Enhancing Train-Free Infinite-Frame Generation for Consistent Long Videos¶
Conference: ICML 2026
arXiv: 2605.18233
Code: To be confirmed
Area: Video Generation / Long Video
Keywords: Long video generation, training-free extension, temporal consistency, autoregressive generation
TL;DR¶
MIGA enables base video models to generate infinite-length and highly temporally consistent videos without training through two core mechanisms: Two-stage Training-inference Alignment (TTA) and Dual Consistency Enhancement (DCE: Self-Reflection + Long-range Frame Guidance). Its comprehensive VBench score improves by 2.8% compared to FIFO-Diffusion (97.82 vs 95.02).
Background & Motivation¶
Background: Current video generation models perform excellently on short videos but are constrained by training length. To meet long video demands in film production/game development, researchers explore two directions: training specialized long video models (Self-Forcing), which requires massive computation; or training-free extension (FreeNoise, FreeLong, FreePCA, FIFO-Diffusion), which operates directly on pre-trained base models.

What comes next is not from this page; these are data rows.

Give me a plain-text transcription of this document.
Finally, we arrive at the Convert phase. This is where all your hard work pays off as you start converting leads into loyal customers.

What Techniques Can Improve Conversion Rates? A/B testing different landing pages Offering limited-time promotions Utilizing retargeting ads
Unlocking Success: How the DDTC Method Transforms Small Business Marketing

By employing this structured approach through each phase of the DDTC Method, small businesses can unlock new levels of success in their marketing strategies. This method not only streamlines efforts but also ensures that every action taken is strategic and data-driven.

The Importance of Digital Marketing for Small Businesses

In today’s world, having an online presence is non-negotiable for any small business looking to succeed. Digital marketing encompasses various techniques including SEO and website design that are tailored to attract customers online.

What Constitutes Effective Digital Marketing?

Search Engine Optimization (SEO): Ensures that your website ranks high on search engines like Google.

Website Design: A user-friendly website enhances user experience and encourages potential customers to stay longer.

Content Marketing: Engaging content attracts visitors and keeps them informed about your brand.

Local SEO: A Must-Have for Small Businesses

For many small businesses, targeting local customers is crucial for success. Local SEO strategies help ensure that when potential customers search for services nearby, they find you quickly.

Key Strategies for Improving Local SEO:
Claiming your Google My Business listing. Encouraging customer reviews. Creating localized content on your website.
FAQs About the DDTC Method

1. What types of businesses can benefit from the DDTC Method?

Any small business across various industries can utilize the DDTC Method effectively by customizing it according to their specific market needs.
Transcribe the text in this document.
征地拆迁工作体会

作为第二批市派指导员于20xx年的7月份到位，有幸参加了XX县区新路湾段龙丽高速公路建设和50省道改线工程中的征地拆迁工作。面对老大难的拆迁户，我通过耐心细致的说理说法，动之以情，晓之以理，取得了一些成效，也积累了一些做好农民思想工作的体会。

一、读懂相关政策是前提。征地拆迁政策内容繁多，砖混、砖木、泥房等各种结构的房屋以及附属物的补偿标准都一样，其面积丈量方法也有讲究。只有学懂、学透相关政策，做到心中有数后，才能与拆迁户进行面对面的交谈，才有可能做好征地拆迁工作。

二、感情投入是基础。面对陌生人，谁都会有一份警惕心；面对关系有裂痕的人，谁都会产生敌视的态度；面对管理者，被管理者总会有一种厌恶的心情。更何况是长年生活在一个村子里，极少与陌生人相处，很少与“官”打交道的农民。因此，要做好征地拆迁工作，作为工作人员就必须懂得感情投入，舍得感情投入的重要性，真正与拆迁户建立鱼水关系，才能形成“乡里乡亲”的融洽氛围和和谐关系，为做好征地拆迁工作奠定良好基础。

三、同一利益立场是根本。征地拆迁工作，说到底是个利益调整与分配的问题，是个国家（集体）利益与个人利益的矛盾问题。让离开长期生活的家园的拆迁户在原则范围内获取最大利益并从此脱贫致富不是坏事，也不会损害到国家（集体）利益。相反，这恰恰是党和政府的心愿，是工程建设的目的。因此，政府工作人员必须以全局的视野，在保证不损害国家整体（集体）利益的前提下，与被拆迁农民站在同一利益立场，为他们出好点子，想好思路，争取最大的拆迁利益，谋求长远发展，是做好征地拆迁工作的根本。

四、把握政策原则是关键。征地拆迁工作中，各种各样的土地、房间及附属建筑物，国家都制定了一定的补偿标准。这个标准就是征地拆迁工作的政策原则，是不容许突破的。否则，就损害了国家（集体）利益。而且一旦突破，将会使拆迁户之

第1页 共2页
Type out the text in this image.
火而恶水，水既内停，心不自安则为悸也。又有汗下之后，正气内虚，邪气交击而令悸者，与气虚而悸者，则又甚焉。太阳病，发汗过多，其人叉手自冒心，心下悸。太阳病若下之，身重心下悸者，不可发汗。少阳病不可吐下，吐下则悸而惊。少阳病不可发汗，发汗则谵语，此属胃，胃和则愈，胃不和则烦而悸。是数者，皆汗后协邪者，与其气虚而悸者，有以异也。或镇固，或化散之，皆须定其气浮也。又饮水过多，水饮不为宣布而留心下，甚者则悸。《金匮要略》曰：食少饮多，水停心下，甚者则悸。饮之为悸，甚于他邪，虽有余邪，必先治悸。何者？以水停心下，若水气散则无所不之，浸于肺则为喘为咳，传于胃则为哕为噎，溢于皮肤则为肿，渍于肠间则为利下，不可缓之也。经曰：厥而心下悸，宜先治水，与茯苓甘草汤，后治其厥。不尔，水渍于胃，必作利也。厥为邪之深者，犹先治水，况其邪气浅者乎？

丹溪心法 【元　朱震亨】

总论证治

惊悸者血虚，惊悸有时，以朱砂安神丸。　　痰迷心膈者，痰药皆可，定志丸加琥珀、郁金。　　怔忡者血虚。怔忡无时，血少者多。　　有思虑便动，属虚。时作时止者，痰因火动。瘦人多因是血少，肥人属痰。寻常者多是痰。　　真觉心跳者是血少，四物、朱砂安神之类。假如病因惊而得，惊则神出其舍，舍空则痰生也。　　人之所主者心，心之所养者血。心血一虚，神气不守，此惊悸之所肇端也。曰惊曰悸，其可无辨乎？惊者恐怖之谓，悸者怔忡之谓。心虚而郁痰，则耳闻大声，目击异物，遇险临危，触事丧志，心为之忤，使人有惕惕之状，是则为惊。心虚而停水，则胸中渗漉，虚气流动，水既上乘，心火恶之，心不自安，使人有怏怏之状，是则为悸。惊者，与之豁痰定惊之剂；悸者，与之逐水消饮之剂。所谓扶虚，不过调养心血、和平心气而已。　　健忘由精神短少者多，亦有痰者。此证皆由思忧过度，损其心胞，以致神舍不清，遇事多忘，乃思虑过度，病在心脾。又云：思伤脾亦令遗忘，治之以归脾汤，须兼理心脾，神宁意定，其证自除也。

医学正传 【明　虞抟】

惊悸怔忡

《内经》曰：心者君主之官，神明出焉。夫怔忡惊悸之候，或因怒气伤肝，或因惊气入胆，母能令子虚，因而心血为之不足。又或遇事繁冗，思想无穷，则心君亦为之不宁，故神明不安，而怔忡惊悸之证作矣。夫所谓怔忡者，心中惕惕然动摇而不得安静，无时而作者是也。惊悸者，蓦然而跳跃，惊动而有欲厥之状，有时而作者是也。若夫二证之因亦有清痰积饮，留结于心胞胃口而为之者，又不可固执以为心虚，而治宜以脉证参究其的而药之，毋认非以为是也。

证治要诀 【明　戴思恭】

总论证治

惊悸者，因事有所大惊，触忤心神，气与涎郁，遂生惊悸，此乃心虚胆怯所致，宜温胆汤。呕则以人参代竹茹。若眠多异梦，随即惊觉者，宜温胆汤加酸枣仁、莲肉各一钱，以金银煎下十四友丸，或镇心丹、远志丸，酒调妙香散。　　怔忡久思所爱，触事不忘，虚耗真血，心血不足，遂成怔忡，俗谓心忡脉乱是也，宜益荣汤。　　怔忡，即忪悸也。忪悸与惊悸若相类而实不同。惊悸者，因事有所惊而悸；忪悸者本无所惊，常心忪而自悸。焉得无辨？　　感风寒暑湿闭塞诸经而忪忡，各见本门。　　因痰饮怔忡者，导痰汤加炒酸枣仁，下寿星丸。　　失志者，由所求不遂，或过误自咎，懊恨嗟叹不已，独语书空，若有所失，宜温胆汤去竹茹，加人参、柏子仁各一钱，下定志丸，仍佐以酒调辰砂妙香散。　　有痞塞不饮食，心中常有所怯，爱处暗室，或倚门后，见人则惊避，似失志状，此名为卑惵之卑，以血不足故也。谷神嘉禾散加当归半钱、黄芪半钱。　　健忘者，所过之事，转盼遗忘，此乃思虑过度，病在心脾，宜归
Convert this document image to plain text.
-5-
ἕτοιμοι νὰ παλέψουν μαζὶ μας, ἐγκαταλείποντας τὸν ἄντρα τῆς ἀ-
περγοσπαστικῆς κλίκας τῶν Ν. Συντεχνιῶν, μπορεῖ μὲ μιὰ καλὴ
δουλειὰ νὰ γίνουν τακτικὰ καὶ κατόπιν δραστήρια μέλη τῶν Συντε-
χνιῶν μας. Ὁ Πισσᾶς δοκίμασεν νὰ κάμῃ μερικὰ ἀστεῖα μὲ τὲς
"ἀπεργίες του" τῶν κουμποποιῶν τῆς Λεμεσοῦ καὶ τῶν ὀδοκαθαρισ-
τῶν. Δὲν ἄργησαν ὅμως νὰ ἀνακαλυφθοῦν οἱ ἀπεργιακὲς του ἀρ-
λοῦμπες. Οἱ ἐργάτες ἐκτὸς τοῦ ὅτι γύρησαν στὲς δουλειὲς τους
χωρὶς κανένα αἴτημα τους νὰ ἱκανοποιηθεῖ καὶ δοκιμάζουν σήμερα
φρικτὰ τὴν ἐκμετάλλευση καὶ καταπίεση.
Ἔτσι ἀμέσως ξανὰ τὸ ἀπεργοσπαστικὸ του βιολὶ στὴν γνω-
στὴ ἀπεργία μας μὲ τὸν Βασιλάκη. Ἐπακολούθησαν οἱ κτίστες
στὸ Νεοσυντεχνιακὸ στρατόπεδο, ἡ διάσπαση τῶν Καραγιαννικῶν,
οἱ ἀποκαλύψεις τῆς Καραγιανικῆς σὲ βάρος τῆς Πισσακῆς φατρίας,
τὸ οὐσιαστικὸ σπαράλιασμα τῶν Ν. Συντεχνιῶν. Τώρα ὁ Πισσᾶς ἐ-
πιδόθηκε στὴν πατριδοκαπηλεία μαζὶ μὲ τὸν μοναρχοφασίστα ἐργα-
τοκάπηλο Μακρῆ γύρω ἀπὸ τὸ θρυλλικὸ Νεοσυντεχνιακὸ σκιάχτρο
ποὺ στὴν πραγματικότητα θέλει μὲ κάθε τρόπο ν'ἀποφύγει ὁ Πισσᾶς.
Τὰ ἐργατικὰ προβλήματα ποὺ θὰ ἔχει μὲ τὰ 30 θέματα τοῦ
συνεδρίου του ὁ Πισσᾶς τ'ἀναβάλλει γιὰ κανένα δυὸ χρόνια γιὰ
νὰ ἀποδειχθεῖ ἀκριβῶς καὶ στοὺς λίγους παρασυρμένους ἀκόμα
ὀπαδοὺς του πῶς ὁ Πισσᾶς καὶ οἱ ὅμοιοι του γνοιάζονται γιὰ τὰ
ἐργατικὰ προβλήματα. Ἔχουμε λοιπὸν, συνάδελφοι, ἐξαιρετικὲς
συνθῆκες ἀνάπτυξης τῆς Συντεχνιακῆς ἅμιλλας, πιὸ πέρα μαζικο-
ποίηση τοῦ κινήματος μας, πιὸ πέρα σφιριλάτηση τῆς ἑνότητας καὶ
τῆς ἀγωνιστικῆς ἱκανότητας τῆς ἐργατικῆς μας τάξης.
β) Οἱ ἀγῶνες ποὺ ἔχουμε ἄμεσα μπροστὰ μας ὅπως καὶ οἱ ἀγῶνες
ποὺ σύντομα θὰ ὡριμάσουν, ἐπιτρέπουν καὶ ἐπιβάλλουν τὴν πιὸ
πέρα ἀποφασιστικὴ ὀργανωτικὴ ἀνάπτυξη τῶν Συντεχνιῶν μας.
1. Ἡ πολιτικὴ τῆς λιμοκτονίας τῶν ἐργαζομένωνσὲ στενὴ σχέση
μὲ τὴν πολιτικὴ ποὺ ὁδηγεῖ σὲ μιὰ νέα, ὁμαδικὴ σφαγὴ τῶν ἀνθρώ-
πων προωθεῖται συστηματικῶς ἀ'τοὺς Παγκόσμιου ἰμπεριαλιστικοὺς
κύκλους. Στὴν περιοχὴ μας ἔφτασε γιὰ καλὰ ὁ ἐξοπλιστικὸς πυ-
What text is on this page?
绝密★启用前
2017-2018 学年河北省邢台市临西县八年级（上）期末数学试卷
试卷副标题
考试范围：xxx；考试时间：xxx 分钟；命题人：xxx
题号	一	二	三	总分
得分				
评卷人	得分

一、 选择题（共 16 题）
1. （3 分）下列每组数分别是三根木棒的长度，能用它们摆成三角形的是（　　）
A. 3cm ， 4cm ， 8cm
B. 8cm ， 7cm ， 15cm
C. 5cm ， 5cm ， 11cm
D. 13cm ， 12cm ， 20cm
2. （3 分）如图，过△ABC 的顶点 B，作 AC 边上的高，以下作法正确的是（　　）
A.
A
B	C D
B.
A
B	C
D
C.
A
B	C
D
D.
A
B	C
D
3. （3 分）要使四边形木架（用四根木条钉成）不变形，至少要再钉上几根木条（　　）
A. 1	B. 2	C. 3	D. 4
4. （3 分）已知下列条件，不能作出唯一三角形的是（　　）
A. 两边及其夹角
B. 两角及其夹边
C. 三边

Limitations of Prior Work: (1) Fixed-length extension methods suffer from memory consumption that grows linearly with the number of generated frames, making minute-level videos difficult to achieve. (2) FIFO-Diffusion achieves fixed memory consumption and infinite frame generation via frame-level autoregression, but the model processes latent variables of a single noise level during training while handling multiple different noise levels during inference—this training-inference mismatch leads to content drift and visual artifacts, and the method lacks explicit modeling of long-term temporal consistency.
Key Challenge: How to retain the advantages of the autoregressive framework (fixed memory, infinite frames) while narrowing the noise space discrepancy between training and inference and explicitly enhancing temporal consistency throughout the generation process?
Goal: (1) Proactively reduce the noise span during inference to closer match training conditions in a lightweight manner. (2) Efficiently detect and correct consistency anomalies in early high-noise frames without external evaluators. (3) Enable interaction between distant frames to improve global temporal consistency.
Key Insight: (1) The noise queue maintained in autoregressive frameworks inevitably covers multiple noise levels, but the span can be narrowed by slowing the rate of noise change. (2) Similarity in VAE latent space directly reflects inter-frame differences without requiring external models. (3) The queue structure naturally distinguishes early and late frames, allowing for targeted application of different consistency enhancement strategies.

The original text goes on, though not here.